From the Panopticon to the Wunderkammer explores the deep chasm between ideas of ‘modern’ and ‘contemporary’. One of the most damaging fantasies of modernity was the idea that there could be a universal view to encompass all people, phenomena and things within set categories. Many museums were founded on such convictions. This view is also made evident in the punitive institution of the Panopticon, the rationalist, Enlightenment prison in which one governor could see all the in mates in their cells from a single, fixed, authoritarian viewpoint. This approach is contrasted with the earlier, more fluid Cabinet of Curiosities, a prototype of the modern museum, which brought together disparate items from different origins as objects of delight and wonderment. In a reversal of history, this Biennale will be a contemporary Wunderkammer, allowing the audience direct experience and enjoyment of a wide range of art that is not categorised in any hierarchical way.
Of Gods and Ghosts takes aesthetic, social and political transcendence as its central theme, looking at memory, belief, history and desire to highlight links between present and past in unusual ways.Continuities of human experience through time are examined – not within a hide bound framework of ‘tradition’, but in terms of how they have evolved to be expressed in contemporary life.
A Hard Rain is concerned with works of a documentary nature, which examine or reflect the current state of the world.
The Trickster is a figure appearing in virtually all cultures – as either god, spirit, man, woman or anthropomorphic animal –and who plays pranks or disrupts normal rules of behaviour. By using the tactics of masquerade, feint and the absurd, the Trickster subversively inserts himself under the skin of pretension to assert the power of art and make a serious point.

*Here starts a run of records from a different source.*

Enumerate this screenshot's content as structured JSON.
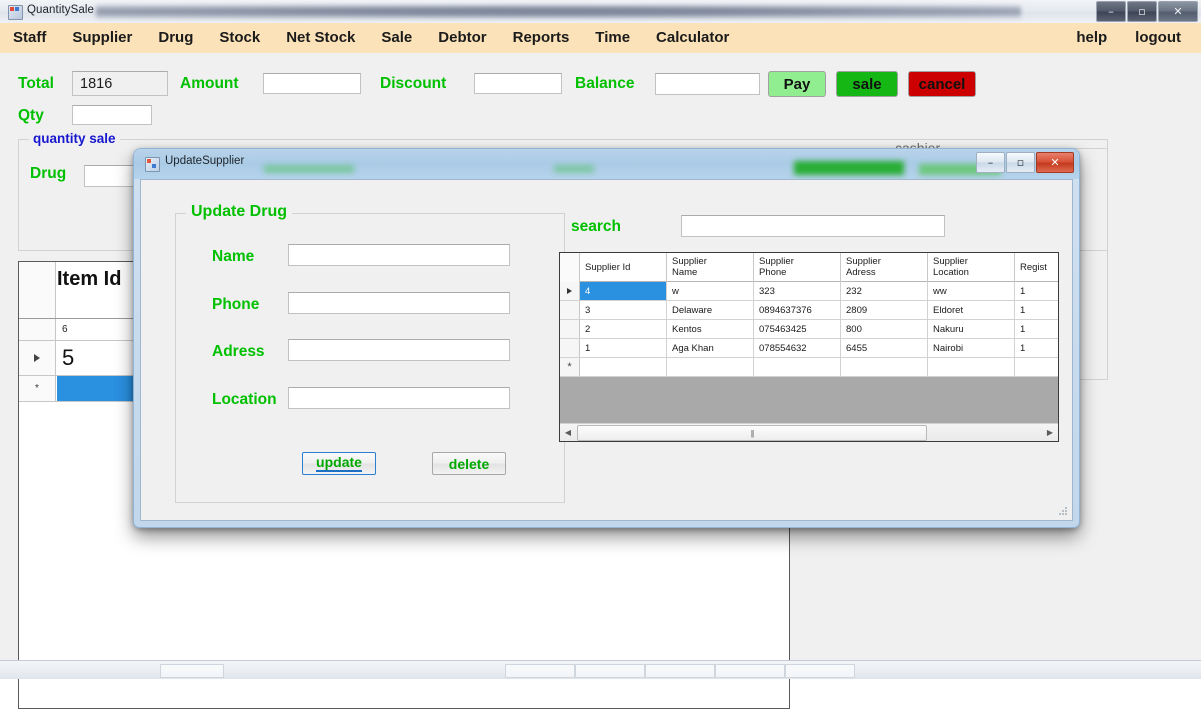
{
  "window": {
    "title": "QuantitySale",
    "app_icon": "app-window-icon",
    "controls": {
      "minimize": "–",
      "maximize": "▫",
      "close": "✕"
    }
  },
  "menubar": {
    "items": [
      "Staff",
      "Supplier",
      "Drug",
      "Stock",
      "Net Stock",
      "Sale",
      "Debtor",
      "Reports",
      "Time",
      "Calculator"
    ],
    "right_items": [
      "help",
      "logout"
    ]
  },
  "sale_form": {
    "total_label": "Total",
    "total_value": "1816",
    "amount_label": "Amount",
    "amount_value": "",
    "discount_label": "Discount",
    "discount_value": "",
    "balance_label": "Balance",
    "balance_value": "",
    "qty_label": "Qty",
    "qty_value": "",
    "buttons": {
      "pay": "Pay",
      "sale": "sale",
      "cancel": "cancel"
    },
    "colors": {
      "pay_bg": "#90ee90",
      "sale_bg": "#15b715",
      "cancel_bg": "#cc0000",
      "label_green": "#00c000",
      "menubar_bg": "#fbe2b8",
      "selection_blue": "#2a90e0"
    },
    "quantity_sale_group": "quantity sale",
    "cashier_group": "cashier",
    "drug_label": "Drug",
    "drug_value": ""
  },
  "background_grid": {
    "header": "Item Id",
    "rows": [
      {
        "marker": "",
        "item_id": "6",
        "selected": false
      },
      {
        "marker": "▶",
        "item_id": "5",
        "selected": false
      },
      {
        "marker": "*",
        "item_id": "",
        "selected": true
      }
    ]
  },
  "dialog": {
    "title": "UpdateSupplier",
    "icon": "form-window-icon",
    "controls": {
      "minimize": "–",
      "maximize": "▫",
      "close": "✕"
    },
    "group_title": "Update Drug",
    "fields": [
      {
        "label": "Name",
        "value": ""
      },
      {
        "label": "Phone",
        "value": ""
      },
      {
        "label": "Adress",
        "value": ""
      },
      {
        "label": "Location",
        "value": ""
      }
    ],
    "buttons": {
      "update": "update",
      "delete": "delete"
    },
    "search_label": "search",
    "search_value": "",
    "grid": {
      "columns": [
        "Supplier Id",
        "Supplier\nName",
        "Supplier\nPhone",
        "Supplier\nAdress",
        "Supplier\nLocation",
        "Regist"
      ],
      "rows": [
        {
          "marker": "▶",
          "selected": true,
          "cells": [
            "4",
            "w",
            "323",
            "232",
            "ww",
            "1"
          ]
        },
        {
          "marker": "",
          "selected": false,
          "cells": [
            "3",
            "Delaware",
            "0894637376",
            "2809",
            "Eldoret",
            "1"
          ]
        },
        {
          "marker": "",
          "selected": false,
          "cells": [
            "2",
            "Kentos",
            "075463425",
            "800",
            "Nakuru",
            "1"
          ]
        },
        {
          "marker": "",
          "selected": false,
          "cells": [
            "1",
            "Aga Khan",
            "078554632",
            "6455",
            "Nairobi",
            "1"
          ]
        },
        {
          "marker": "*",
          "selected": false,
          "cells": [
            "",
            "",
            "",
            "",
            "",
            ""
          ]
        }
      ],
      "scrollbar": {
        "left_arrow": "◀",
        "right_arrow": "▶",
        "thumb_grip": "|||"
      }
    }
  }
}
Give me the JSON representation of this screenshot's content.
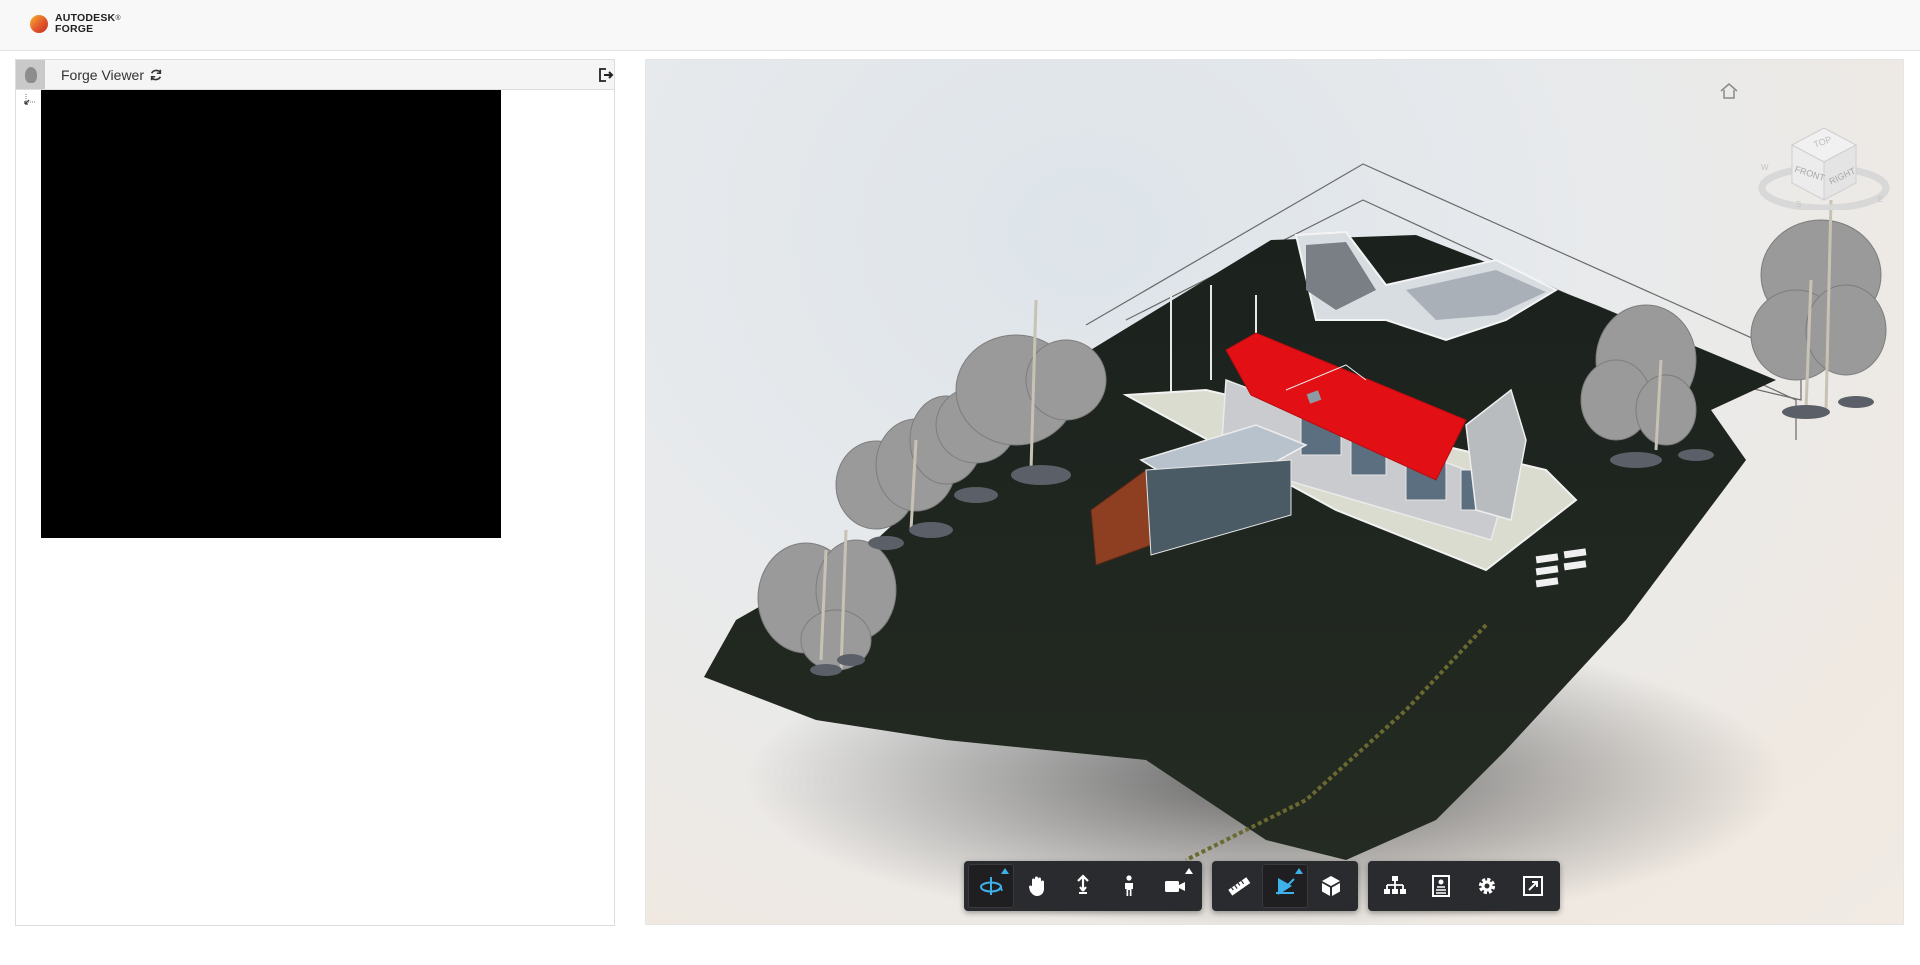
{
  "header": {
    "brand_line1": "AUTODESK",
    "brand_mark": "®",
    "brand_line2": "FORGE"
  },
  "left_panel": {
    "title": "Forge Viewer",
    "avatar_icon": "user-avatar-icon",
    "refresh_icon": "refresh-icon",
    "logout_icon": "logout-icon"
  },
  "viewer": {
    "home_icon": "home-icon",
    "viewcube": {
      "top": "TOP",
      "front": "FRONT",
      "right": "RIGHT",
      "compass": [
        "W",
        "S",
        "E"
      ]
    },
    "toolbar": {
      "groups": [
        {
          "name": "navigation",
          "tools": [
            "orbit",
            "pan",
            "dolly",
            "first-person",
            "camera"
          ]
        },
        {
          "name": "modeling",
          "tools": [
            "measure",
            "section",
            "explode"
          ]
        },
        {
          "name": "settings",
          "tools": [
            "model-browser",
            "properties",
            "settings",
            "fullscreen"
          ]
        }
      ],
      "active_tools": [
        "orbit",
        "section"
      ],
      "accent_color": "#3fb1ea"
    },
    "colors": {
      "roof": "#e21015",
      "terrain": "#1d2320",
      "cladding": "#8e3f22",
      "trees": "#9a9a9a"
    }
  }
}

Art is both a representation and an embodiment of views of the world, created out of the responsibility of an individual or group. In a sense all representations are political – they express attitudes towards history, culture, relationships and power – yet this does not mean they are all good art. Ideas of beauty and quality in art also, inevitably, reflect back on the world itself and on the different systems of value sustained within it. The making of good art is never a passive act and, more often than not, both the quality and the beauty of a work are expressed inits timely self-consciousness and critical distance.
Quality in art has many faces and can be found in different manifestations across the world. By providing a unique experience of a wide range of good art, THE BEAUTY OF DISTANCE: Songs of Survival in a Precarious Age will celebrate and express the power of art, as well as its creative richness.